ESA’s recent letter in response to OSTP’s Request for Information has generated discussion in the social media realm. This is perhaps a good example of the inherent conflict between the interests of those who believe research publications should make their content freely available to all and the reality that there are significant costs associated with publishing scholarly research journals. This topic will continue to be one with which the scientific community must grapple and one that will continue to evolve.

My response was that they seemed to be confusing “access” with “profit.” PLoS ONE has proved that open access journals can be profitable. Other publishers (Brill; see here) have recognized this.

If journals are worried about losing their subscriptions, I suggest this: Keep the technical articles free and print other, original content that people will pay for.

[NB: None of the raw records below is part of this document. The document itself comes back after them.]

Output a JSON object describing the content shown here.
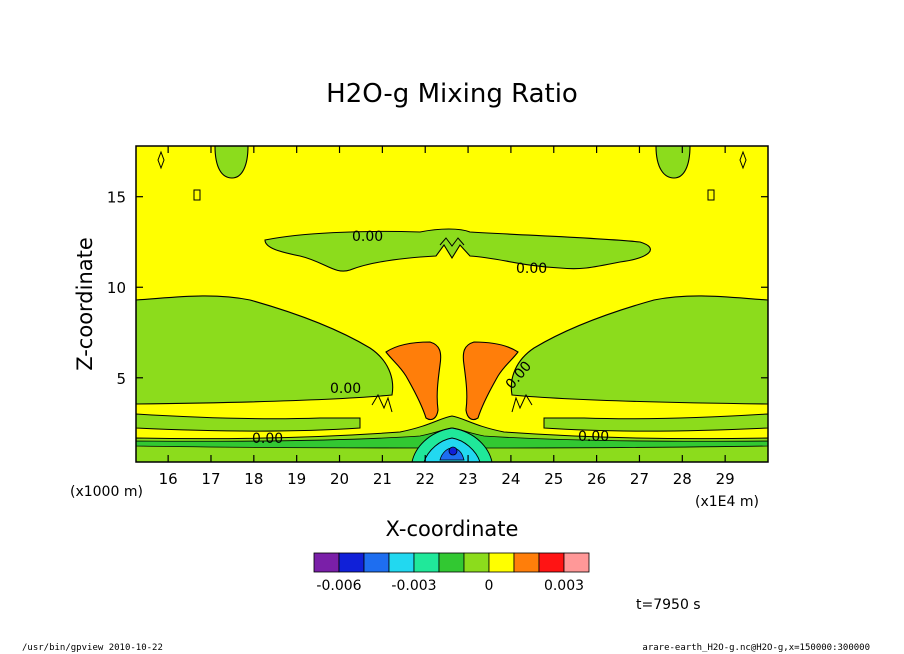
{
  "chart_data": {
    "type": "contour",
    "title": "H2O-g Mixing Ratio",
    "xlabel": "X-coordinate",
    "ylabel": "Z-coordinate",
    "x_unit": "(x1E4 m)",
    "y_unit": "(x1000 m)",
    "xlim": [
      15.25,
      30.0
    ],
    "ylim": [
      0.35,
      17.8
    ],
    "x_ticks": [
      16,
      17,
      18,
      19,
      20,
      21,
      22,
      23,
      24,
      25,
      26,
      27,
      28,
      29
    ],
    "y_ticks": [
      5,
      10,
      15
    ],
    "contour_labels": [
      "0.00",
      "0.00",
      "0.00",
      "0.00",
      "0.00",
      "0.00"
    ],
    "colorbar": {
      "levels": [
        -0.007,
        -0.006,
        -0.005,
        -0.004,
        -0.003,
        -0.002,
        -0.001,
        0,
        0.001,
        0.002,
        0.003,
        0.004
      ],
      "tick_labels": [
        "-0.006",
        "-0.003",
        "0",
        "0.003"
      ],
      "colors": [
        "#7a1fa8",
        "#1020d8",
        "#1e6ef0",
        "#22d8f0",
        "#20e89a",
        "#32c832",
        "#8cdc1c",
        "#ffff00",
        "#ff7e0a",
        "#ff1414",
        "#ff9898"
      ]
    },
    "time_label": "t=7950 s"
  },
  "footer": {
    "left": "/usr/bin/gpview   2010-10-22",
    "right": "arare-earth_H2O-g.nc@H2O-g,x=150000:300000"
  }
}
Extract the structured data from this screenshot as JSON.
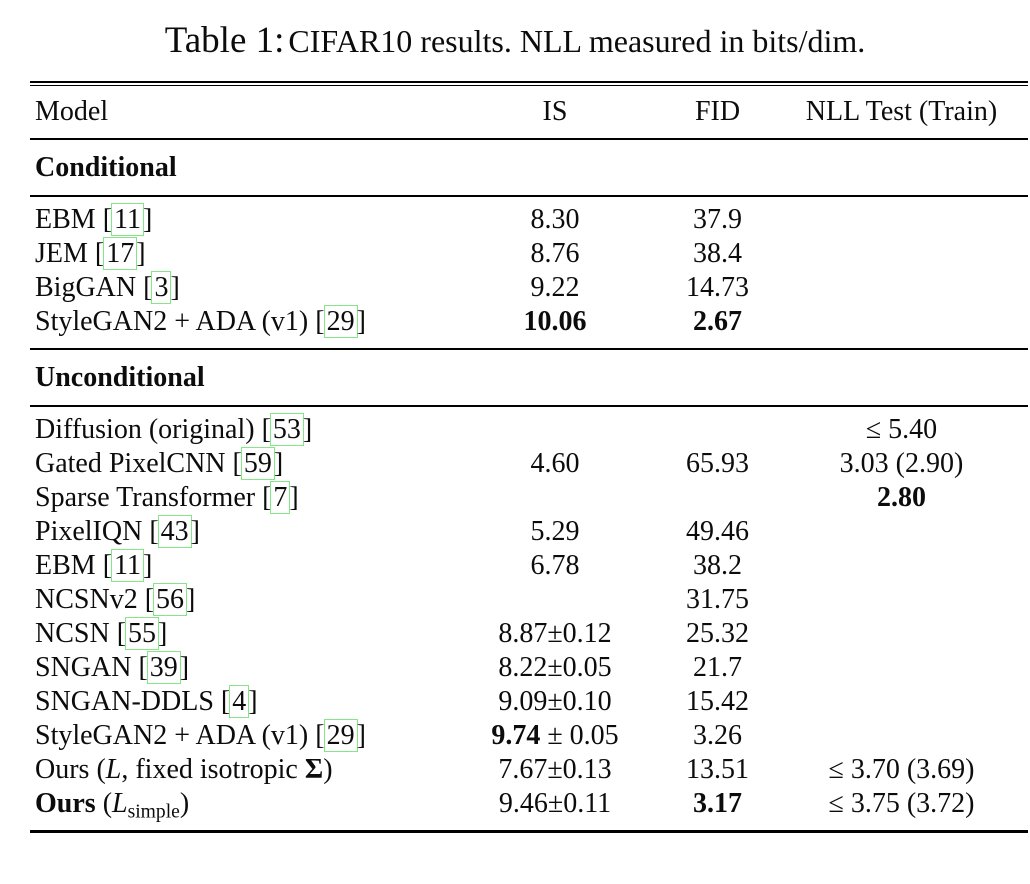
{
  "title": {
    "label": "Table 1:",
    "text": "CIFAR10 results. NLL measured in bits/dim."
  },
  "columns": [
    "Model",
    "IS",
    "FID",
    "NLL Test (Train)"
  ],
  "colors": {
    "citation_box": "#86e586",
    "text": "#0c0c0c",
    "background": "#ffffff"
  },
  "sections": [
    {
      "name": "Conditional",
      "rows": [
        {
          "model": [
            {
              "v": "EBM "
            },
            {
              "c": "11"
            }
          ],
          "is": [
            {
              "v": "8.30"
            }
          ],
          "fid": [
            {
              "v": "37.9"
            }
          ],
          "nll": []
        },
        {
          "model": [
            {
              "v": "JEM "
            },
            {
              "c": "17"
            }
          ],
          "is": [
            {
              "v": "8.76"
            }
          ],
          "fid": [
            {
              "v": "38.4"
            }
          ],
          "nll": []
        },
        {
          "model": [
            {
              "v": "BigGAN "
            },
            {
              "c": "3"
            }
          ],
          "is": [
            {
              "v": "9.22"
            }
          ],
          "fid": [
            {
              "v": "14.73"
            }
          ],
          "nll": []
        },
        {
          "model": [
            {
              "v": "StyleGAN2 + ADA (v1) "
            },
            {
              "c": "29"
            }
          ],
          "is": [
            {
              "v": "10.06",
              "b": true
            }
          ],
          "fid": [
            {
              "v": "2.67",
              "b": true
            }
          ],
          "nll": []
        }
      ]
    },
    {
      "name": "Unconditional",
      "rows": [
        {
          "model": [
            {
              "v": "Diffusion (original) "
            },
            {
              "c": "53"
            }
          ],
          "is": [],
          "fid": [],
          "nll": [
            {
              "v": "≤ 5.40"
            }
          ]
        },
        {
          "model": [
            {
              "v": "Gated PixelCNN "
            },
            {
              "c": "59"
            }
          ],
          "is": [
            {
              "v": "4.60"
            }
          ],
          "fid": [
            {
              "v": "65.93"
            }
          ],
          "nll": [
            {
              "v": "3.03 (2.90)"
            }
          ]
        },
        {
          "model": [
            {
              "v": "Sparse Transformer "
            },
            {
              "c": "7"
            }
          ],
          "is": [],
          "fid": [],
          "nll": [
            {
              "v": "2.80",
              "b": true
            }
          ]
        },
        {
          "model": [
            {
              "v": "PixelIQN "
            },
            {
              "c": "43"
            }
          ],
          "is": [
            {
              "v": "5.29"
            }
          ],
          "fid": [
            {
              "v": "49.46"
            }
          ],
          "nll": []
        },
        {
          "model": [
            {
              "v": "EBM "
            },
            {
              "c": "11"
            }
          ],
          "is": [
            {
              "v": "6.78"
            }
          ],
          "fid": [
            {
              "v": "38.2"
            }
          ],
          "nll": []
        },
        {
          "model": [
            {
              "v": "NCSNv2 "
            },
            {
              "c": "56"
            }
          ],
          "is": [],
          "fid": [
            {
              "v": "31.75"
            }
          ],
          "nll": []
        },
        {
          "model": [
            {
              "v": "NCSN "
            },
            {
              "c": "55"
            }
          ],
          "is": [
            {
              "v": "8.87±0.12"
            }
          ],
          "fid": [
            {
              "v": "25.32"
            }
          ],
          "nll": []
        },
        {
          "model": [
            {
              "v": "SNGAN "
            },
            {
              "c": "39"
            }
          ],
          "is": [
            {
              "v": "8.22±0.05"
            }
          ],
          "fid": [
            {
              "v": "21.7"
            }
          ],
          "nll": []
        },
        {
          "model": [
            {
              "v": "SNGAN-DDLS "
            },
            {
              "c": "4"
            }
          ],
          "is": [
            {
              "v": "9.09±0.10"
            }
          ],
          "fid": [
            {
              "v": "15.42"
            }
          ],
          "nll": []
        },
        {
          "model": [
            {
              "v": "StyleGAN2 + ADA (v1) "
            },
            {
              "c": "29"
            }
          ],
          "is": [
            {
              "v": "9.74",
              "b": true
            },
            {
              "v": " ± 0.05"
            }
          ],
          "fid": [
            {
              "v": "3.26"
            }
          ],
          "nll": []
        },
        {
          "model": [
            {
              "v": "Ours ("
            },
            {
              "v": "L",
              "i": true
            },
            {
              "v": ", fixed isotropic "
            },
            {
              "v": "Σ",
              "b": true
            },
            {
              "v": ")"
            }
          ],
          "is": [
            {
              "v": "7.67±0.13"
            }
          ],
          "fid": [
            {
              "v": "13.51"
            }
          ],
          "nll": [
            {
              "v": "≤ 3.70 (3.69)"
            }
          ]
        },
        {
          "model": [
            {
              "v": "Ours",
              "b": true
            },
            {
              "v": " ("
            },
            {
              "v": "L",
              "i": true
            },
            {
              "v": "simple",
              "sub": true
            },
            {
              "v": ")"
            }
          ],
          "is": [
            {
              "v": "9.46±0.11"
            }
          ],
          "fid": [
            {
              "v": "3.17",
              "b": true
            }
          ],
          "nll": [
            {
              "v": "≤ 3.75 (3.72)"
            }
          ]
        }
      ]
    }
  ]
}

For instance, let’s go back the the journal Science, which I suggested would be a good target to convert open access. Only a small fraction of the original technical articles in Science are going to be relevant to any particular reader. As it stands, a subscriber to Science is getting a lot of non-targeted articles that are irrelevant to them.

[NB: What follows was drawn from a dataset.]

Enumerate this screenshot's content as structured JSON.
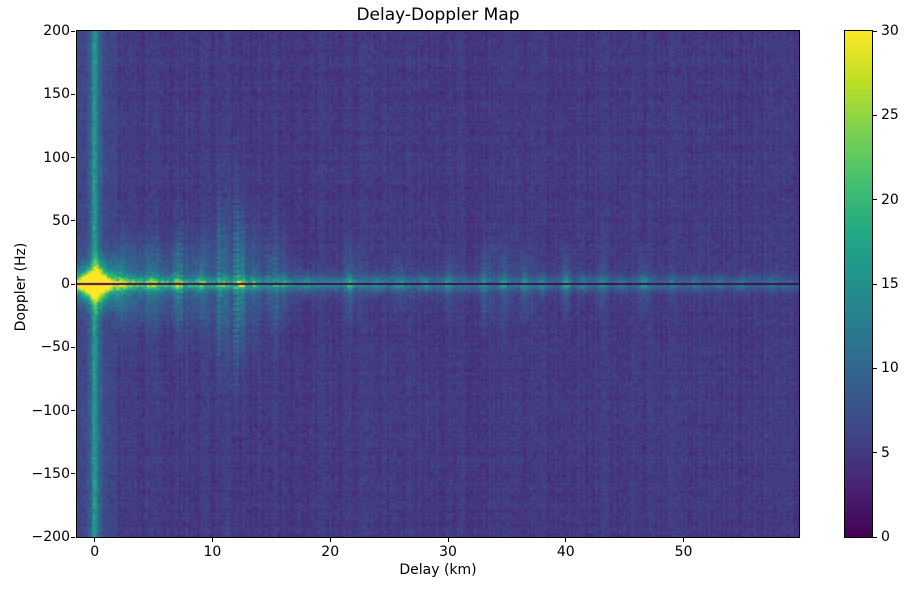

What Science has been really good at is providing news and commentary. That is much more widely relevant to a broader spectrum of readers. I think if all the technical articles were still free, people would probably still be willing to pay money for all the other original writing. The conference reports, the policy analysis, and so on. That original work by professional writers is something that people realize should not be free. At least, the arguments for making it free are different than the usual ones used to justify open access, that is that publicly funded scientists are doing all of the intellectual work.

But oddly, the tendency for general journals has been to do the exact opposite. Journals have tended to make a few of their comments freely available, while locking down all the original science.

ResearchBlogging.orgSo, ESA, if you want people to stay members of your society, to give them reasons to do so besides original journal articles. I doubt it’s the main reason that most people join scientific societies. In fact, ESA, you yourself have surveyed why people joined your society.

The number one reason given in a membership survey for joining ESA was, “Supporting the field of ecology.” For young members, under the age of 35, “opportunities to present or publish my work” was third in the list but that’s difficult to interpret because it includes presenting at conferences and not just the journals. Regardless, it’s not just for the journals you publish.

When they asked lapsed members what might make them rejoin the society, the three main reasons were for information and career development. These were things that require more than just original journal articles. For example, the first item on the list was, “Help me stay abreast of developments in my field.” Sure, that is something that is partly about original research, but good original analysis and news reporting would also seem to be valuable to members. Why not give it to them?


ESA. 2012. ESA membership survey, February 2011 summary of results Bulletin of the Ecological Society of America 93(1): 13-23. DOI: 10.1890/0012-9623-93.1.13


Ellen Simms said...

By not releasing the research content, they force libraries to pay outrageous library subscriptions. I might be wrong, but I think that's a huge chunk of their profit and the reason why they don't want to release the publicly-funded content.

Michael Hill said...

What are your opinions on The Research Works act, which has drawn the ire of the online open access community over the past few months?


Zen Faulkes said...

Michael: The Research Works Act is a clumsy and regressive piece of legislation. It tries to protect a particular way of doing business, rather than address a public good. I'd rather businesses innovated to keep pace with new market demands rather than using legislation to keep their business just as it is.